I had always considered that executive or private boxes at soccer grounds were a product of the 1980s and 1990s, a period when ostentatious luxury came into fashion, but in fact this was not so. I recently came across an article detailing the use of executive boxes in the mid-1960s and this inspired me to look into this in more detail.
Simon Inglis’ Football Grounds of Britain (2nd edition) records that the first private boxes were installed in the north stand at Old Trafford and the west stand at Stamford Bridge in 1965. He notes (p. 236) “United had 55 five-seaters, with loudspeakers to relay the crowd noise, telephone and television sockets, central heating and their own bar and meal service, all for an annual rent of £250 or £300.” The concept was introduced to the club directors by the architects of the stand redevelopment in preparation for the use of the ground to host the 1966 World Cup finals. The same architects had recently installed a new grandstand at Manchester Racecourse with executive boxes.
Some initial research indicates that the major racecourses and Lord’s Cricket Ground had boxes for hire from the mid- to late 19th century onwards (see, for some examples, The Times 9 June 1869 for Ascot Racecourse and 13 July 1889 for Lord’s).

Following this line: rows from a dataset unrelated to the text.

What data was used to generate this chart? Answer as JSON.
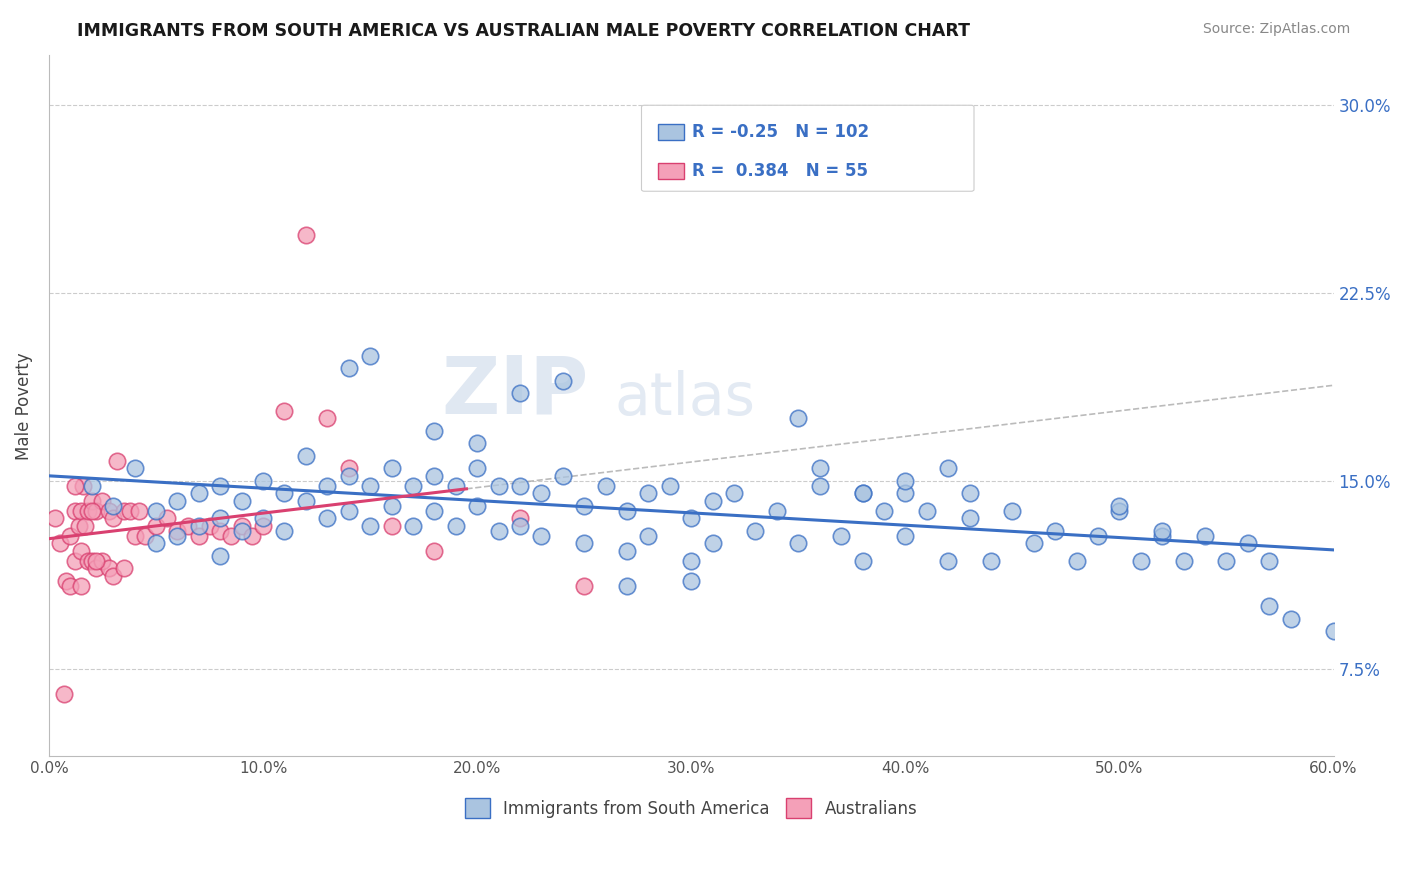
{
  "title": "IMMIGRANTS FROM SOUTH AMERICA VS AUSTRALIAN MALE POVERTY CORRELATION CHART",
  "source_text": "Source: ZipAtlas.com",
  "xlabel": "",
  "ylabel": "Male Poverty",
  "legend_label_blue": "Immigrants from South America",
  "legend_label_pink": "Australians",
  "r_blue": -0.25,
  "n_blue": 102,
  "r_pink": 0.384,
  "n_pink": 55,
  "xlim": [
    0.0,
    0.6
  ],
  "ylim": [
    0.04,
    0.32
  ],
  "xticks": [
    0.0,
    0.1,
    0.2,
    0.3,
    0.4,
    0.5,
    0.6
  ],
  "yticks": [
    0.075,
    0.15,
    0.225,
    0.3
  ],
  "ytick_labels": [
    "7.5%",
    "15.0%",
    "22.5%",
    "30.0%"
  ],
  "xtick_labels": [
    "0.0%",
    "10.0%",
    "20.0%",
    "30.0%",
    "40.0%",
    "50.0%",
    "60.0%"
  ],
  "color_blue": "#aac4e0",
  "color_pink": "#f4a0b8",
  "trend_blue": "#3a6fc4",
  "trend_pink": "#d94070",
  "background_color": "#ffffff",
  "grid_color": "#cccccc",
  "watermark_ZIP": "ZIP",
  "watermark_atlas": "atlas",
  "blue_points_x": [
    0.02,
    0.03,
    0.04,
    0.05,
    0.05,
    0.06,
    0.06,
    0.07,
    0.07,
    0.08,
    0.08,
    0.08,
    0.09,
    0.09,
    0.1,
    0.1,
    0.11,
    0.11,
    0.12,
    0.12,
    0.13,
    0.13,
    0.14,
    0.14,
    0.15,
    0.15,
    0.16,
    0.16,
    0.17,
    0.17,
    0.18,
    0.18,
    0.19,
    0.19,
    0.2,
    0.2,
    0.21,
    0.21,
    0.22,
    0.22,
    0.23,
    0.23,
    0.24,
    0.25,
    0.25,
    0.26,
    0.27,
    0.27,
    0.28,
    0.28,
    0.29,
    0.3,
    0.3,
    0.31,
    0.31,
    0.32,
    0.33,
    0.34,
    0.35,
    0.36,
    0.37,
    0.38,
    0.38,
    0.39,
    0.4,
    0.4,
    0.41,
    0.42,
    0.43,
    0.44,
    0.45,
    0.46,
    0.47,
    0.48,
    0.49,
    0.5,
    0.51,
    0.52,
    0.53,
    0.54,
    0.55,
    0.56,
    0.57,
    0.57,
    0.58,
    0.14,
    0.2,
    0.22,
    0.3,
    0.35,
    0.36,
    0.42,
    0.18,
    0.15,
    0.43,
    0.5,
    0.24,
    0.4,
    0.52,
    0.38,
    0.6,
    0.27
  ],
  "blue_points_y": [
    0.148,
    0.14,
    0.155,
    0.138,
    0.125,
    0.142,
    0.128,
    0.145,
    0.132,
    0.148,
    0.135,
    0.12,
    0.142,
    0.13,
    0.15,
    0.135,
    0.145,
    0.13,
    0.16,
    0.142,
    0.148,
    0.135,
    0.152,
    0.138,
    0.148,
    0.132,
    0.155,
    0.14,
    0.148,
    0.132,
    0.152,
    0.138,
    0.148,
    0.132,
    0.155,
    0.14,
    0.148,
    0.13,
    0.148,
    0.132,
    0.145,
    0.128,
    0.152,
    0.14,
    0.125,
    0.148,
    0.138,
    0.122,
    0.145,
    0.128,
    0.148,
    0.135,
    0.118,
    0.142,
    0.125,
    0.145,
    0.13,
    0.138,
    0.125,
    0.148,
    0.128,
    0.145,
    0.118,
    0.138,
    0.145,
    0.128,
    0.138,
    0.118,
    0.135,
    0.118,
    0.138,
    0.125,
    0.13,
    0.118,
    0.128,
    0.138,
    0.118,
    0.128,
    0.118,
    0.128,
    0.118,
    0.125,
    0.1,
    0.118,
    0.095,
    0.195,
    0.165,
    0.185,
    0.11,
    0.175,
    0.155,
    0.155,
    0.17,
    0.2,
    0.145,
    0.14,
    0.19,
    0.15,
    0.13,
    0.145,
    0.09,
    0.108
  ],
  "pink_points_x": [
    0.003,
    0.005,
    0.007,
    0.008,
    0.01,
    0.01,
    0.012,
    0.012,
    0.014,
    0.015,
    0.015,
    0.015,
    0.017,
    0.018,
    0.018,
    0.02,
    0.02,
    0.022,
    0.022,
    0.025,
    0.025,
    0.028,
    0.028,
    0.03,
    0.03,
    0.032,
    0.035,
    0.035,
    0.038,
    0.04,
    0.042,
    0.045,
    0.05,
    0.055,
    0.06,
    0.065,
    0.07,
    0.075,
    0.08,
    0.085,
    0.09,
    0.095,
    0.1,
    0.11,
    0.12,
    0.13,
    0.14,
    0.16,
    0.18,
    0.22,
    0.25,
    0.016,
    0.02,
    0.022,
    0.012
  ],
  "pink_points_y": [
    0.135,
    0.125,
    0.065,
    0.11,
    0.128,
    0.108,
    0.138,
    0.118,
    0.132,
    0.138,
    0.122,
    0.108,
    0.132,
    0.118,
    0.138,
    0.142,
    0.118,
    0.138,
    0.115,
    0.142,
    0.118,
    0.138,
    0.115,
    0.135,
    0.112,
    0.158,
    0.138,
    0.115,
    0.138,
    0.128,
    0.138,
    0.128,
    0.132,
    0.135,
    0.13,
    0.132,
    0.128,
    0.132,
    0.13,
    0.128,
    0.132,
    0.128,
    0.132,
    0.178,
    0.248,
    0.175,
    0.155,
    0.132,
    0.122,
    0.135,
    0.108,
    0.148,
    0.138,
    0.118,
    0.148
  ]
}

The concept, therefore, was not new to sport and its introduction to soccer grounds in the mid-1960s is perhaps a recognition that the People’s Game was no longer directing its marketing resources solely at the working class men who had formed the core of fans since the game had developed as a spectator sport.
More surprisingly, it wasn’t just Manchester United and Chelsea that introduced executive boxes in the mid 1960s as this extract from the Manchester Football Pink and Evening News from 3 September 1966 shows:
Oldham Athletic should be presented with a medal as big as the Free Trade Hall for building a row of warm, comfortable boxes for their more affluent spectators at Boundary Park.

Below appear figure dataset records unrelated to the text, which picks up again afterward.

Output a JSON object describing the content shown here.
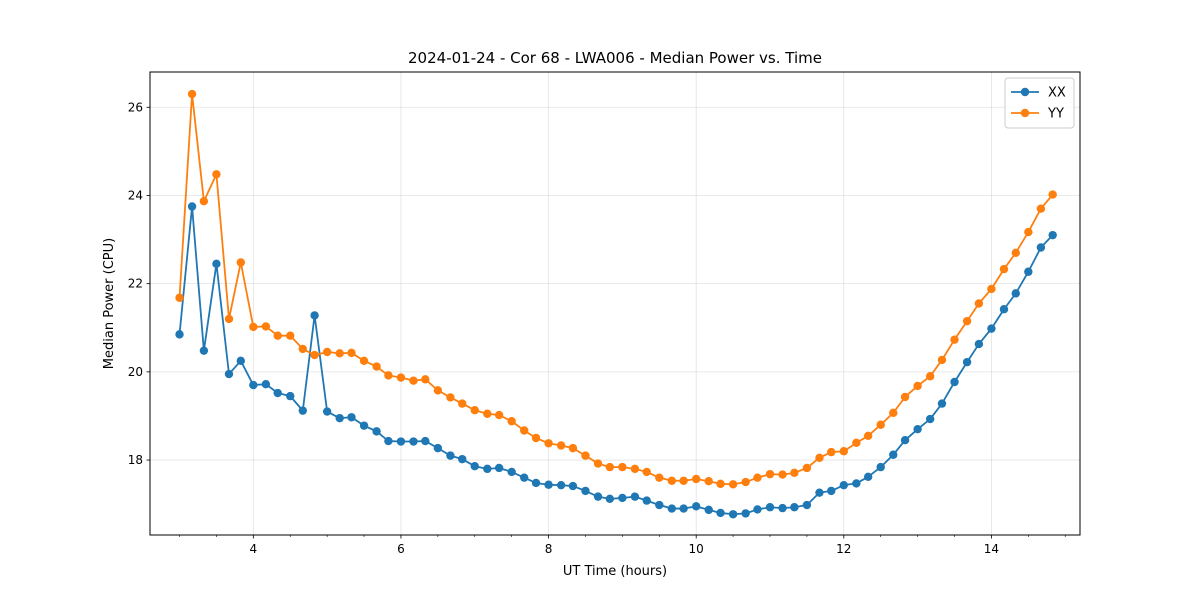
{
  "chart_data": {
    "type": "line",
    "title": "2024-01-24 - Cor 68 - LWA006 - Median Power vs. Time",
    "xlabel": "UT Time (hours)",
    "ylabel": "Median Power (CPU)",
    "xlim": [
      2.6,
      15.2
    ],
    "ylim": [
      16.3,
      26.8
    ],
    "xticks": [
      4,
      6,
      8,
      10,
      12,
      14
    ],
    "yticks": [
      18,
      20,
      22,
      24,
      26
    ],
    "grid": true,
    "legend_position": "top-right",
    "x": [
      3.0,
      3.17,
      3.33,
      3.5,
      3.67,
      3.83,
      4.0,
      4.17,
      4.33,
      4.5,
      4.67,
      4.83,
      5.0,
      5.17,
      5.33,
      5.5,
      5.67,
      5.83,
      6.0,
      6.17,
      6.33,
      6.5,
      6.67,
      6.83,
      7.0,
      7.17,
      7.33,
      7.5,
      7.67,
      7.83,
      8.0,
      8.17,
      8.33,
      8.5,
      8.67,
      8.83,
      9.0,
      9.17,
      9.33,
      9.5,
      9.67,
      9.83,
      10.0,
      10.17,
      10.33,
      10.5,
      10.67,
      10.83,
      11.0,
      11.17,
      11.33,
      11.5,
      11.67,
      11.83,
      12.0,
      12.17,
      12.33,
      12.5,
      12.67,
      12.83,
      13.0,
      13.17,
      13.33,
      13.5,
      13.67,
      13.83,
      14.0,
      14.17,
      14.33,
      14.5,
      14.67,
      14.83
    ],
    "series": [
      {
        "name": "XX",
        "color": "#1f77b4",
        "values": [
          20.85,
          23.75,
          20.48,
          22.45,
          19.95,
          20.25,
          19.7,
          19.72,
          19.52,
          19.45,
          19.12,
          21.28,
          19.1,
          18.95,
          18.97,
          18.78,
          18.65,
          18.43,
          18.42,
          18.42,
          18.43,
          18.27,
          18.1,
          18.02,
          17.86,
          17.8,
          17.82,
          17.73,
          17.6,
          17.48,
          17.44,
          17.43,
          17.41,
          17.3,
          17.17,
          17.12,
          17.14,
          17.17,
          17.08,
          16.98,
          16.9,
          16.9,
          16.95,
          16.87,
          16.8,
          16.77,
          16.79,
          16.88,
          16.93,
          16.91,
          16.93,
          16.98,
          17.26,
          17.3,
          17.43,
          17.47,
          17.62,
          17.84,
          18.12,
          18.45,
          18.7,
          18.93,
          19.28,
          19.77,
          20.22,
          20.63,
          20.98,
          21.42,
          21.78,
          22.27,
          22.82,
          23.1
        ]
      },
      {
        "name": "YY",
        "color": "#ff7f0e",
        "values": [
          21.68,
          26.3,
          23.87,
          24.48,
          21.2,
          22.48,
          21.02,
          21.03,
          20.82,
          20.82,
          20.52,
          20.38,
          20.45,
          20.42,
          20.43,
          20.25,
          20.12,
          19.92,
          19.87,
          19.8,
          19.83,
          19.58,
          19.42,
          19.28,
          19.13,
          19.05,
          19.02,
          18.88,
          18.67,
          18.5,
          18.38,
          18.33,
          18.27,
          18.1,
          17.92,
          17.84,
          17.84,
          17.8,
          17.73,
          17.6,
          17.53,
          17.53,
          17.57,
          17.52,
          17.46,
          17.45,
          17.5,
          17.6,
          17.68,
          17.67,
          17.71,
          17.82,
          18.05,
          18.18,
          18.2,
          18.39,
          18.55,
          18.8,
          19.07,
          19.43,
          19.68,
          19.9,
          20.27,
          20.73,
          21.15,
          21.55,
          21.88,
          22.33,
          22.7,
          23.17,
          23.7,
          24.02
        ]
      }
    ]
  }
}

Stretching along the lower front of the main stand, there are nine boxes for seating 80 people who have a clear, uninterrupted view of the match through armour-plated glass.

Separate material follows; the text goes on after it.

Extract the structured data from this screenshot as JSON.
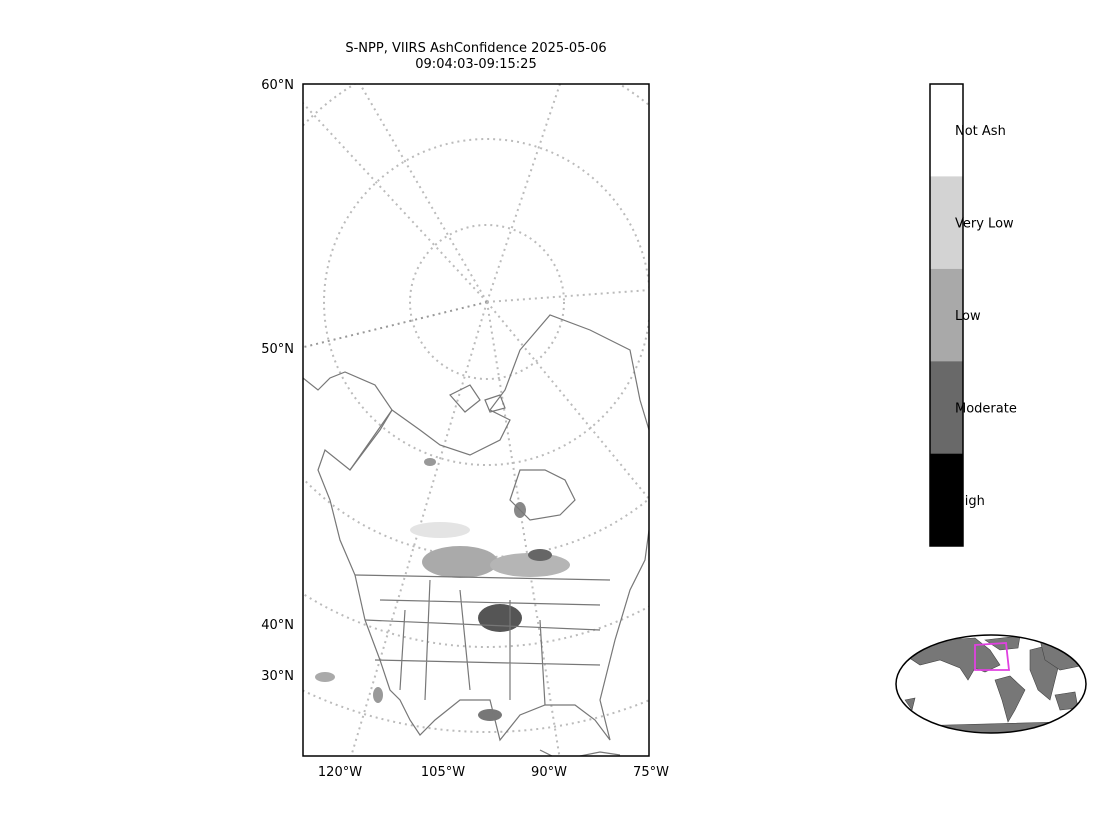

They are heated, have loudspeakers for relaying club information, there is a waitress service for refreshments and each ticket-holder automatically becomes a member of the club’s licensed premises.
Each box seat costs £12 10s, some seat 10 people, some six. The waitress tray service for refreshments is organised by the Supporters’ Club.
Oldham (a Third Division club at the time) actually had more executive boxes than Chelsea (where there were only five)! It would be interesting to know what take up there was and how long they lasted.